The cybersecurity threat landscape is continuously evolving, with new actors, technologies, and threats emerging, making it increasingly difficult for organizations and individuals to navigate potential pitfalls, even from seemingly benign activities like opening an email.
According to the Kaspersky Incident Response Analyst Report 2023, the current scale of cyber threats reveals that 75 percent of cyberattack attempts exploited Microsoft Office applications. Infection vectors showed that 42.3 percent of successful attacks utilized publicly available applications, 20.3 percent involved compromised accounts, and 8.5 percent used brute force credentials.
The most common attack methods included stolen or purchased credentials leading to Remote Desktop Protocol (RDP) attacks, phishing emails with malicious attachments, and malware imitating document templates on public resources. Despite these challenges, attack attempts decreased by 36 percent in the first quarter of 2023 compared to the same period in 2022.

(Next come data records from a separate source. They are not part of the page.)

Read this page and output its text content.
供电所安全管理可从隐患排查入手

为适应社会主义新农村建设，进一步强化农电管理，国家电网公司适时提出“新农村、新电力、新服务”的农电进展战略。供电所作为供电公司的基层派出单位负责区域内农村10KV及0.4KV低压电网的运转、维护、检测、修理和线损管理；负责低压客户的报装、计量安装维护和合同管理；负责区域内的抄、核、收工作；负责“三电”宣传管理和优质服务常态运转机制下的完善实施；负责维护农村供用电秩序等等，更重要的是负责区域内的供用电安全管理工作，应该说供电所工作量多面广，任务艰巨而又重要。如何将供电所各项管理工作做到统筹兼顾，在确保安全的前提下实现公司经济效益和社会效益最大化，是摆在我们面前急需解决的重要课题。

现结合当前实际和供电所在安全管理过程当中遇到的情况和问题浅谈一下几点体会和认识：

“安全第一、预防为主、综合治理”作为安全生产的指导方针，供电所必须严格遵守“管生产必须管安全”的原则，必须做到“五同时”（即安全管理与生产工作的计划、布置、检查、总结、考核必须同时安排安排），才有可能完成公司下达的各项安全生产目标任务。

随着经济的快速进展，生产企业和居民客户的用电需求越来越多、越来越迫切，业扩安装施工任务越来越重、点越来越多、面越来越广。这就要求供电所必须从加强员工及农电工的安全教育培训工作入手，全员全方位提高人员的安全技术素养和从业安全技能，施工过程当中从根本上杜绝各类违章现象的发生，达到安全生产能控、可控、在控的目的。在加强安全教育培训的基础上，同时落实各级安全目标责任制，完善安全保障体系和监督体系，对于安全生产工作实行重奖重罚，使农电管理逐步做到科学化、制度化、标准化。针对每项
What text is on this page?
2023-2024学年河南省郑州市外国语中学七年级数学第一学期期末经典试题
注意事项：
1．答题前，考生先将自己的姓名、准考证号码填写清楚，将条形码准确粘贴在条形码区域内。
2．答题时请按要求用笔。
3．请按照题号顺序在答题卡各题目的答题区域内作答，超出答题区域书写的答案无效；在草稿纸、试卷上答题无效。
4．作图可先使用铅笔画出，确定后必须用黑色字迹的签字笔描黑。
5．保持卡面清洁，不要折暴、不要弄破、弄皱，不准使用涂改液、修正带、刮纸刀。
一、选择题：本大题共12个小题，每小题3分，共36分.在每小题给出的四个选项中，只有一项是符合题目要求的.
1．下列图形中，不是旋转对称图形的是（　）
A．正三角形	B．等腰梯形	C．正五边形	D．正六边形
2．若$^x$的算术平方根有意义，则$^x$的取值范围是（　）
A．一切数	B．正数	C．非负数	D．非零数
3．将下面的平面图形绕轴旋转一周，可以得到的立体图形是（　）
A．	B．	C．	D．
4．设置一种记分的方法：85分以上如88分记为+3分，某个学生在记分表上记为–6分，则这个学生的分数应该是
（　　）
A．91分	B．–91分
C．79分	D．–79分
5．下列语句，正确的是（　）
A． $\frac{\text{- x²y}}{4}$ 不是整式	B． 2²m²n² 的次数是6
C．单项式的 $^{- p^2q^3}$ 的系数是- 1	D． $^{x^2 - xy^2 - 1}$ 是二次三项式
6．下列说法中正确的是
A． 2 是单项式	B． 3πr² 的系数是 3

Following a cyberattack, 33.3 percent of organizations experienced data encryption, 21.1 percent faced data theft, and 12.2 percent encountered compromised active directories. A prior Kaspersky survey from 2022 identified ransomware and data theft as the top cyber threats (66 percent each), followed by cyber sabotage (62 percent), supply chain attacks (60 percent), DDoS attacks (60 percent), cyber espionage (59 percent), advanced persistent threats (57 percent), and cryptomining (56 percent). For 2024, emerging threats include supply chain attacks (6.8 percent) and targeted phishing attempts (5.1 percent).
Governments were the most targeted sector by threat actors (27.9 percent), followed by manufacturing (17 percent), financial institutions (12.2 percent), and IT companies (8.8 percent). Regionally, Asia and CIS experienced the highest number of cybersecurity incidents (47.3 percent), with the Americas at 21.8 percent, the Middle East at 10.9 percent, and Europe at 9.1 percent.
Igor Kuznetsov, Director of Kaspersky’s Global Research and Analysis Team, emphasized that “Governments were the most prolific target by threat actors, followed distantly by manufacturing and financial institutions, with ransomware and cyber sabotage posing the largest cyber threat risks.”